Memoria.
Esta
es una virtud que todo el mundo quiere tener, pero no en su aspecto virtuoso,
sino en su aspecto instrumental. Por ejemplo, no quieren recordar los favores
que deben a sus amigos, pero quieren recordar todos los datos que necesitan
para su negocio. No quieren recordar los actos del pasado que se contradicen
con su imagen presente, pero quieren recordar los instantes escasos en que se
sintieron superiores, buenos, heroicos, abnegados, sublimes. Es, pues, una
virtud que se quiere tener de amante, pero con la que no se quiere estar
casado.
Y
sí que es un poco ambigua, sí, preceptor que te dice siempre lo que estás
haciendo mal, nunca lo poco que consigas hacer bien.
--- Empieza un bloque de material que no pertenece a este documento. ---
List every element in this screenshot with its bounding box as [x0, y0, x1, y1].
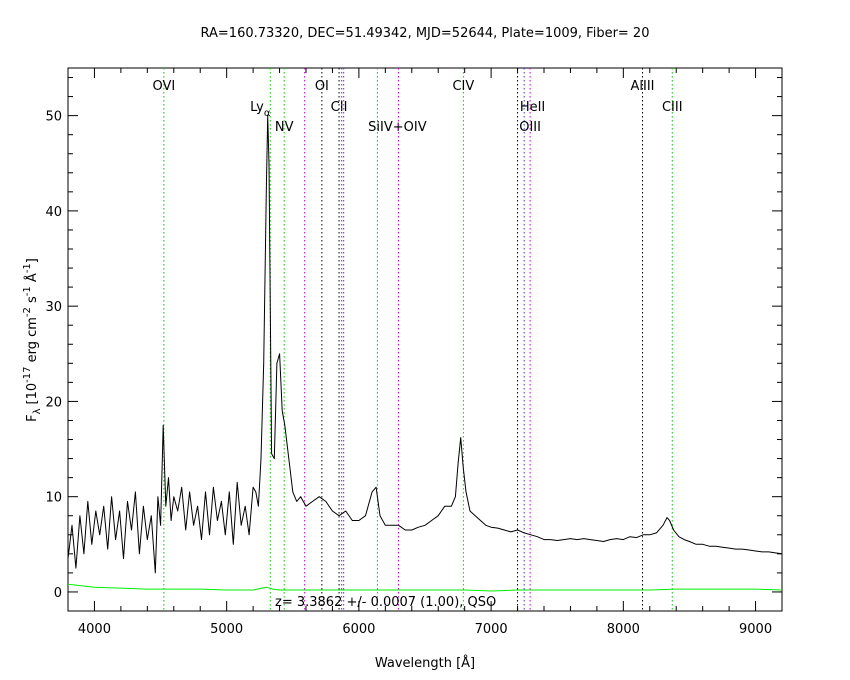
y-axis-label: Fλ[10-17 erg cm-2 s-1 Å-1]	[22, 258, 43, 422]
flux-series	[67, 115, 783, 574]
x-tick-label: 9000	[739, 622, 772, 637]
y-label-mid3: Å	[24, 273, 40, 286]
plot-area: OVILyαNVOICIISiIV+OIVCIVHeIIOIIIAlIIICII…	[45, 67, 783, 637]
y-label-exp2: -2	[22, 307, 33, 317]
chart-title: RA=160.73320, DEC=51.49342, MJD=52644, P…	[201, 26, 650, 41]
y-label-mid2: s	[25, 296, 40, 307]
line-label: CII	[331, 100, 348, 115]
x-tick-label: 8000	[607, 622, 640, 637]
y-tick-label: 40	[45, 205, 62, 220]
y-tick-label: 10	[45, 491, 62, 506]
y-tick-label: 20	[45, 395, 62, 410]
x-tick-label: 6000	[342, 622, 375, 637]
y-label-exp1: -17	[22, 367, 33, 383]
line-label: OI	[315, 79, 329, 94]
y-tick-label: 50	[45, 110, 62, 125]
line-label: SiIV+OIV	[368, 120, 427, 135]
line-label: OIII	[519, 120, 541, 135]
line-label: OVI	[152, 79, 175, 94]
plot-frame	[67, 67, 783, 612]
x-axis-label: Wavelength [Å]	[375, 655, 475, 671]
series-layer	[67, 115, 783, 592]
y-label-exp3: -1	[22, 286, 33, 296]
line-label: CIII	[662, 100, 683, 115]
y-axis-ticks: 0 10 20 30 40 50	[45, 77, 782, 601]
y-label-units: [10	[25, 383, 40, 405]
y-tick-label: 0	[54, 586, 62, 601]
line-label-sub: α	[264, 108, 271, 119]
x-axis-ticks: 4000 5000 6000 7000 8000 9000	[67, 68, 783, 637]
y-label-end: ]	[25, 258, 40, 263]
error-series	[67, 583, 783, 592]
y-tick-label: 30	[45, 300, 62, 315]
redshift-annotation: z= 3.3862 +/- 0.0007 (1.00), QSO	[275, 595, 496, 610]
y-label-mid: erg cm	[25, 317, 40, 366]
x-tick-label: 4000	[78, 622, 111, 637]
y-label-f: F	[25, 414, 40, 421]
line-label: NV	[275, 120, 294, 135]
y-label-exp4: -1	[22, 263, 33, 273]
y-label-lambda: λ	[32, 408, 43, 414]
line-markers: OVILyαNVOICIISiIV+OIVCIVHeIIOIIIAlIIICII…	[152, 68, 683, 611]
line-label: CIV	[452, 79, 474, 94]
line-label: AlIII	[630, 79, 654, 94]
x-tick-label: 5000	[210, 622, 243, 637]
x-tick-label: 7000	[475, 622, 508, 637]
line-label: HeII	[520, 100, 545, 115]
Te recuerda tus fallos,
pero pocas veces tus aciertos, a la vez que los compara con los fallos y te
hace saber que desconfía de que las cosas vayan a mejorar (en fin, al menos la
mía, que es una...).
Cuando
se tiene mucha, es gozosísima, porque pasa por ser inteligencia sin serlo (esto
es: sin sus cargas y responsabilidades), aprovechando la inteligencia de los
genios que hicieron las ideas y recopilaron los datos. Llega al final del
trabajo, con su traje impoluto, se lleva los resultados y los presenta al jefe,
quedando bien sin dar golpe. Pero siempre hay que controlarla porque propende a
los extremos: o es perezosa, esquiva, nebulosa, y te hace andar todo el rato
inventando la rueda, o es altiva, soberbia, y te atosiga con oleadas que te
provocan hartazgos y náuseas (fíjate, si te está recordando a ti mismo todo el
rato...).
Si
no existe en absoluto, siempre existe un poco para darte quehacer, de modo que
no te sirve para nada útil, pero te va soltando pistas sobre tus propios
cubiles hediondos, en fin, como el esclavo de la cuadriga, para que recuerdes
que eres hombre. A mí la mía, tan flaca pero tan desabrida, tan floja y tan
exigente, me cae fatal.
Olvido.
Tiene
fama de dar mucha paz, pero también da muchos quebraderos de cabeza. Esta virtud
sí que la tengo, a espuertas. Y habría mucho que decir al respecto. Demasiada
paz, me parece.
Ciertamente
tiene aspectos positivos cuando te hace olvidar las faenas de tus amigos (casi
nunca lo hace), tus propios errores (que yo sepa, jamás), los sinsabores de la
existencia (a ver quién se cree esto), y demás asuntos en este sentido (siempre
hay que dar, en los textos de la reflexión sapiencial, una de cal y otra de
arena, aunque a veces...).
Pero
si te olvidas de tu propio nombre, de cuántos hijos tienes, de si eres
cristiano o musulmán, de si el sol sale por el sur o por el norte, eso ya es
pasarse de virtuoso. Nadie quiere tanta virtud en una sola vasija, qué caramba.
Dicen
que el olvido es solamente la falta de memoria, pero el mío es algo más consistente,
tiene su propia entidad, jugamos juntos al juego de la vida, me hace trampas
fiado en que yo no recuerdo las jugadas, me habla de los míos, casi siempre
mal, aunque me parece que no le creo porque sé que me miente (nada recuerdo yo
de todo lo que me cuenta). Pone parches de sombra en medio de mis luces, me
obliga a vadear ríos sin señalarme los puentes, y por toda explicación de su
tramposa osadía, me dice que tengo un yo tan feroz y agresivo, que si no se me
apaga puedo quemar el tiempo.
Sé que tiene amigos, incluso en el interior de mí mismo, que sabe de mis movimientos antes de que los haga, y también después, cuando ya no los recuerdo. Sin que yo pueda evitarlo siembra desprecio en mis propios surcos, y los abona con mentiras (supongo) para que paste una amiga que mantiene en mi alma, una apestosa aliada a la que llama muerte.